At first, what is now Easton was rough frontier of the Taunton North Purchase and provided hunting, fishing and lumbering for early Taunton settlers in the 17th century. Permanent settlement by colonists started around 1695 and the town was incorporated in 1725. Bog iron discovered at this time made Easton part of an important late 17th and 18th century iron producing region in southern Massachusetts. The first commercial steel made in the English colonies is believed to have been in Easton and was used to manufacture muskets. In 1803 the Ames Shovel Company was established, and became nationally known as having provided the shovels which laid the Union Pacific Railroad and opened the west.
The Ames family left indelible marks in Easton by leaving a rich philanthropic and architectural legacy. In the late 19th century, the family donated several landmark buildings to the town. The town's public library, the Ames Free Library, for example, was founded by an endowment of $50,000 left by Oliver Ames II. The main building, constructed in 1877, was designed by the famous architect H.H. Richardson.

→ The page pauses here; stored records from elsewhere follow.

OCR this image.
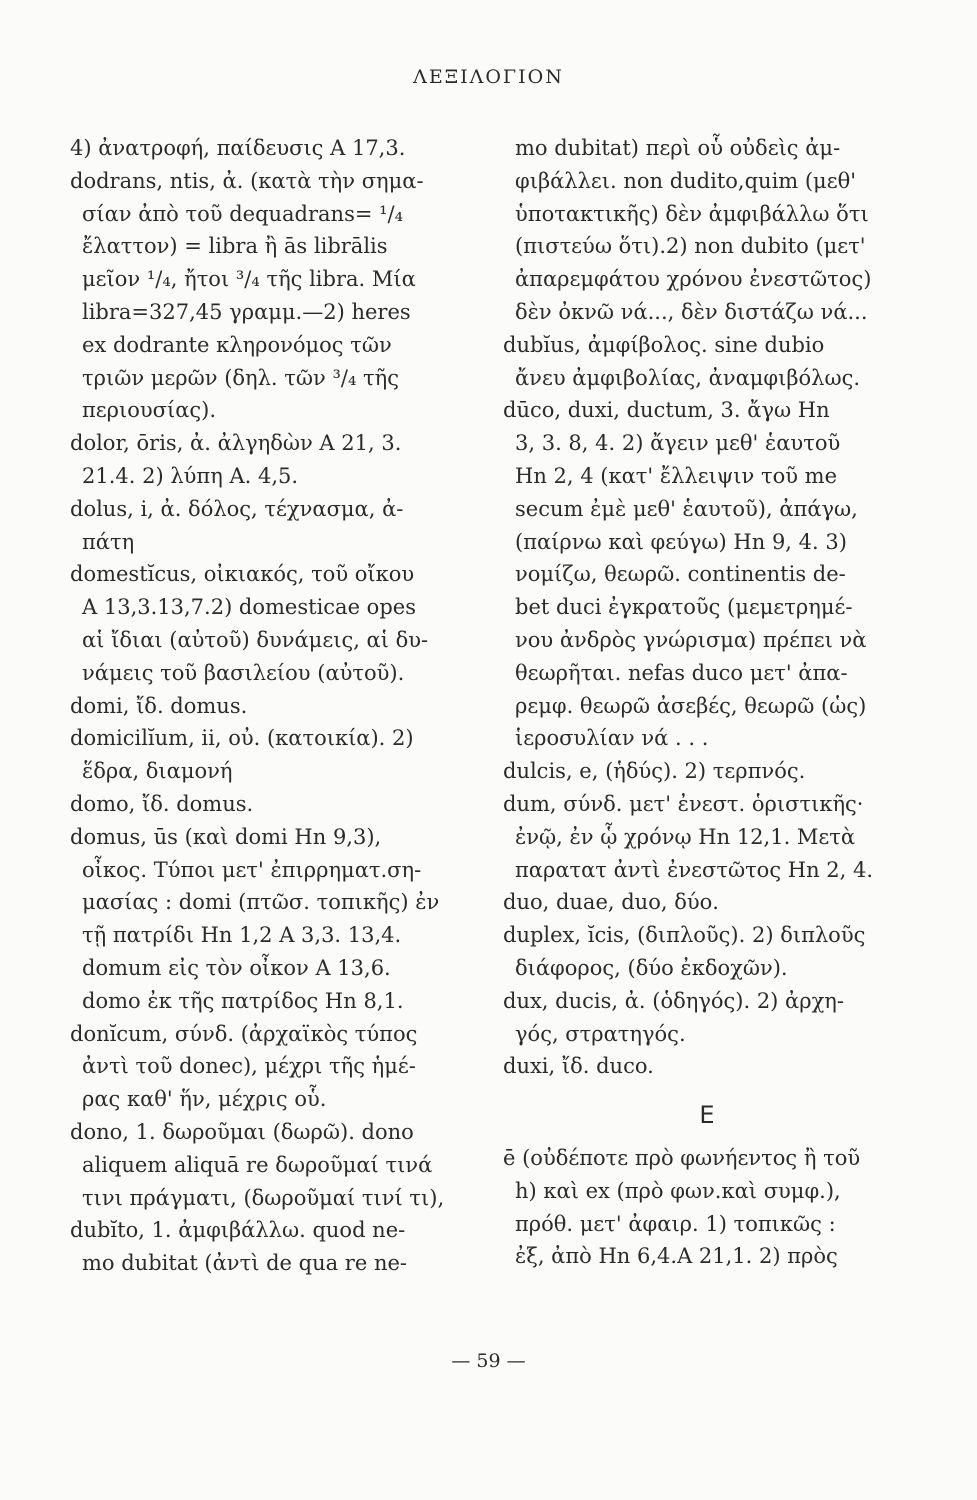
ΛΕΞΙΛΟΓΙΟΝ
4) ἀνατροφή, παίδευσις Α 17,3.
dodrans, ntis, ἀ. (κατὰ τὴν σημα-
σίαν ἀπὸ τοῦ dequadrans= ¹/₄
ἔλαττον) = libra ἢ ās librālis
μεῖον ¹/₄, ἤτοι ³/₄ τῆς libra. Μία
libra=327,45 γραμμ.—2) heres
ex dodrante κληρονόμος τῶν
τριῶν μερῶν (δηλ. τῶν ³/₄ τῆς
περιουσίας).
dolor, ōris, ἀ. ἀλγηδὼν Α 21, 3.
21.4. 2) λύπη Α. 4,5.
dolus, i, ἀ. δόλος, τέχνασμα, ἀ-
πάτη
domestĭcus, οἰκιακός, τοῦ οἴκου
Α 13,3.13,7.2) domesticae opes
αἱ ἴδιαι (αὐτοῦ) δυνάμεις, αἱ δυ-
νάμεις τοῦ βασιλείου (αὐτοῦ).
domi, ἴδ. domus.
domicilĭum, ii, οὐ. (κατοικία). 2)
ἕδρα, διαμονή
domo, ἴδ. domus.
domus, ūs (καὶ domi Hn 9,3),
οἶκος. Τύποι μετ' ἐπιρρηματ.ση-
μασίας : domi (πτῶσ. τοπικῆς) ἐν
τῇ πατρίδι Hn 1,2 A 3,3. 13,4.
domum εἰς τὸν οἶκον Α 13,6.
domo ἐκ τῆς πατρίδος Hn 8,1.
donĭcum, σύνδ. (ἀρχαϊκὸς τύπος
ἀντὶ τοῦ donec), μέχρι τῆς ἡμέ-
ρας καθ' ἥν, μέχρις οὗ.
dono, 1. δωροῦμαι (δωρῶ). dono
aliquem aliquā re δωροῦμαί τινά
τινι πράγματι, (δωροῦμαί τινί τι),
dubĭto, 1. ἀμφιβάλλω. quod ne-
mo dubitat (ἀντὶ de qua re ne-
mo dubitat) περὶ οὗ οὐδεὶς ἀμ-
φιβάλλει. non dudito,quim (μεθ'
ὑποτακτικῆς) δὲν ἀμφιβάλλω ὅτι
(πιστεύω ὅτι).2) non dubito (μετ'
ἀπαρεμφάτου χρόνου ἐνεστῶτος)
δὲν ὀκνῶ νά..., δὲν διστάζω νά...
dubĭus, ἀμφίβολος. sine dubio
ἄνευ ἀμφιβολίας, ἀναμφιβόλως.
dūco, duxi, ductum, 3. ἄγω Hn
3, 3. 8, 4. 2) ἄγειν μεθ' ἑαυτοῦ
Hn 2, 4 (κατ' ἔλλειψιν τοῦ me
secum ἐμὲ μεθ' ἑαυτοῦ), ἀπάγω,
(παίρνω καὶ φεύγω) Hn 9, 4. 3)
νομίζω, θεωρῶ. continentis de-
bet duci ἐγκρατοῦς (μεμετρημέ-
νου ἀνδρὸς γνώρισμα) πρέπει νὰ
θεωρῆται. nefas duco μετ' ἀπα-
ρεμφ. θεωρῶ ἀσεβές, θεωρῶ (ὡς)
ἱεροσυλίαν νά . . .
dulcis, e, (ἡδύς). 2) τερπνός.
dum, σύνδ. μετ' ἐνεστ. ὁριστικῆς·
ἐνῷ, ἐν ᾧ χρόνῳ Hn 12,1. Μετὰ
παρατατ ἀντὶ ἐνεστῶτος Hn 2, 4.
duo, duae, duo, δύο.
duplex, ĭcis, (διπλοῦς). 2) διπλοῦς
διάφορος, (δύο ἐκδοχῶν).
dux, ducis, ἀ. (ὁδηγός). 2) ἀρχη-
γός, στρατηγός.
duxi, ἴδ. duco.
E
ē (οὐδέποτε πρὸ φωνήεντος ἢ τοῦ
h) καὶ ex (πρὸ φων.καὶ συμφ.),
πρόθ. μετ' ἀφαιρ. 1) τοπικῶς :
ἐξ, ἀπὸ Hn 6,4.A 21,1. 2) πρὸς
— 59 —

Other structures in Easton, built in Richardson's characteristic Romanesque style, include Oakes Ames Memorial Hall and the Old Colony Railroad building which now houses the Easton Historical Society. The community carefully preserves these buildings, as part of the town's rich architectural heritage. The Ames family also built shops and company housing. In addition, Ames family estates effectively maintained large tracts of open space in the community.
For most of its history, Easton has contained a small, but healthy industrial base that featured the production of the Morse automobile between 1902 and 1914, cotton and thread mills, machine shops, piano-making operations, and the location of the natural spring supplying the oldest carbonated beverage company in the country. Today, the residential community of suburban neighborhoods, fine public schools and an active town government has a population of around 20,000.
In August 2008, the average home sales price for a single family home or condo in Easton, MA was $319,650. While this data is collected from the MLS and deemed reliable, it is not guaranteed.